We've Moved!
Visit SDSU’s new digital collections website at https://digitalcollections.sdsu.edu
Description
Finding Place is an exhibition that investigates place through personal experience within the in-between. The in-between or liminal is a state I often felt at various moments within my life. This work was developed from a desire to investigate place and liminal states to better understand the psychological connections we all form with our surroundings. I believe that space is experienced as place when one becomes aware of the emotions, memories, and occurrences within that space. I imagine place as residing simultaneously in both physical and emotional landscapes, and the moments experienced in between, offering new perspective and opportunity for discovery. Events leading up to graduate school and my relationship with specific places, form my thoughts and memories for the research of each piece as well as the making process. As a sculptor, my process develops intuitively through material investigations and unearthing these personal memories.

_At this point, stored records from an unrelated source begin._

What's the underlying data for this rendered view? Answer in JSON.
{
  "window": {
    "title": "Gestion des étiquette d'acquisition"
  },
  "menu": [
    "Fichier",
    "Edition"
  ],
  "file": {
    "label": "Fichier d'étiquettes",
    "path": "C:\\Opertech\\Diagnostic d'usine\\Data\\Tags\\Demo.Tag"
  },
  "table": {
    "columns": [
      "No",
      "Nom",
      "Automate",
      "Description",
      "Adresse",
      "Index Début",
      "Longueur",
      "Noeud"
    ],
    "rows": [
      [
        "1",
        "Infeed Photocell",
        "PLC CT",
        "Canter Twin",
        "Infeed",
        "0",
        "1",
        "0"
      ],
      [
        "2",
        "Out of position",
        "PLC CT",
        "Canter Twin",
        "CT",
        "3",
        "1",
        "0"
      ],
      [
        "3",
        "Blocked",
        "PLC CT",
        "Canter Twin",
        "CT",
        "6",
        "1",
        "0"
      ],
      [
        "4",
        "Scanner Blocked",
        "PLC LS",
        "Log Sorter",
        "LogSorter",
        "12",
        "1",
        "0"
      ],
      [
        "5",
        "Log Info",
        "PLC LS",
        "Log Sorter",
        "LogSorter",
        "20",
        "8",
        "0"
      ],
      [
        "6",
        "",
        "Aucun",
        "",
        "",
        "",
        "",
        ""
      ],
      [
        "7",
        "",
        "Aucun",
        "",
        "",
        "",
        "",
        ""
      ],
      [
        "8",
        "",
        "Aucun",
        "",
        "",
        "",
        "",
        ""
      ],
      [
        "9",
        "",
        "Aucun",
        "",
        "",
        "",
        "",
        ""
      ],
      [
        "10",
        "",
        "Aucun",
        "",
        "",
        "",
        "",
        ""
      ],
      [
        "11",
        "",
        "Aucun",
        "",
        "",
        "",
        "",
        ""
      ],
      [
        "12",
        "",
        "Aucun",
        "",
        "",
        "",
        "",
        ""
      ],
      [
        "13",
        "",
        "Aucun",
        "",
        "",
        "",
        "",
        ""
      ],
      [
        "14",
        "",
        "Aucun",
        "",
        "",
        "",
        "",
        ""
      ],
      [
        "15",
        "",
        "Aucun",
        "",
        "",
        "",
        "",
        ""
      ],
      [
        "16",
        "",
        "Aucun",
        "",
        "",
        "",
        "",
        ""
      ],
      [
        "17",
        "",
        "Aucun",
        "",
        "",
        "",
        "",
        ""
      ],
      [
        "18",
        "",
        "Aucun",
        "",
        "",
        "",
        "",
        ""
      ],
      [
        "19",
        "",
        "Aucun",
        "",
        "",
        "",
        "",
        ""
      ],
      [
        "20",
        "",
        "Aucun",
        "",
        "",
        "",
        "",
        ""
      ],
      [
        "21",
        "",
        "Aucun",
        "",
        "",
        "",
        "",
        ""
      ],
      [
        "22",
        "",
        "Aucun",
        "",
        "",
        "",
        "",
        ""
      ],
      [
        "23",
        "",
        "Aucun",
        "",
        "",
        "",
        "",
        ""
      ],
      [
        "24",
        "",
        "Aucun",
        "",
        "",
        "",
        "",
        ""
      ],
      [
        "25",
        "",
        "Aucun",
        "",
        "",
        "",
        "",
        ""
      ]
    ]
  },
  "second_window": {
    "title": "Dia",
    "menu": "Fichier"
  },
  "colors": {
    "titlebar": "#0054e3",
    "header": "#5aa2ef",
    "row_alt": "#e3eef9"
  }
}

My material explorations, process, and research are centered on themes of liminality, loss, place, perception, and ritual. The works included in this thesis exhibition are made of fragmented materials, transformed into organic forms and simplified structures to capture emotions felt from life experiences and beauty from natural phenomena. The abstracted works have subtle shifts in light and detail. A feeling of absence and reflection, in both the literal and metaphorical sense, is evoked through the use of shadow and light with a limited color palette. The shadows created by the tangible objects, have an important role in the work, drawing attention to the surrounding architecture and area between the intangible elements and the physical constructions. The Finding Place virtual exhibition is on San Diego State University’s School of Art + Design website at https://www.sdsu-artdesign.online/mfa-thesis/kline-swonger. This exhibition was originally intended to be viewed within the University Gallery in May 2020, but was shifted to a virtual platform due to the COVID-19 pandemic. The intention of the work is to elicit an emotive response. Through aesthetically quiet sculpture installations, space for reflection is created. The viewer is invited to explore their own thresholds of perception, noticing their engagement with the world through their senses.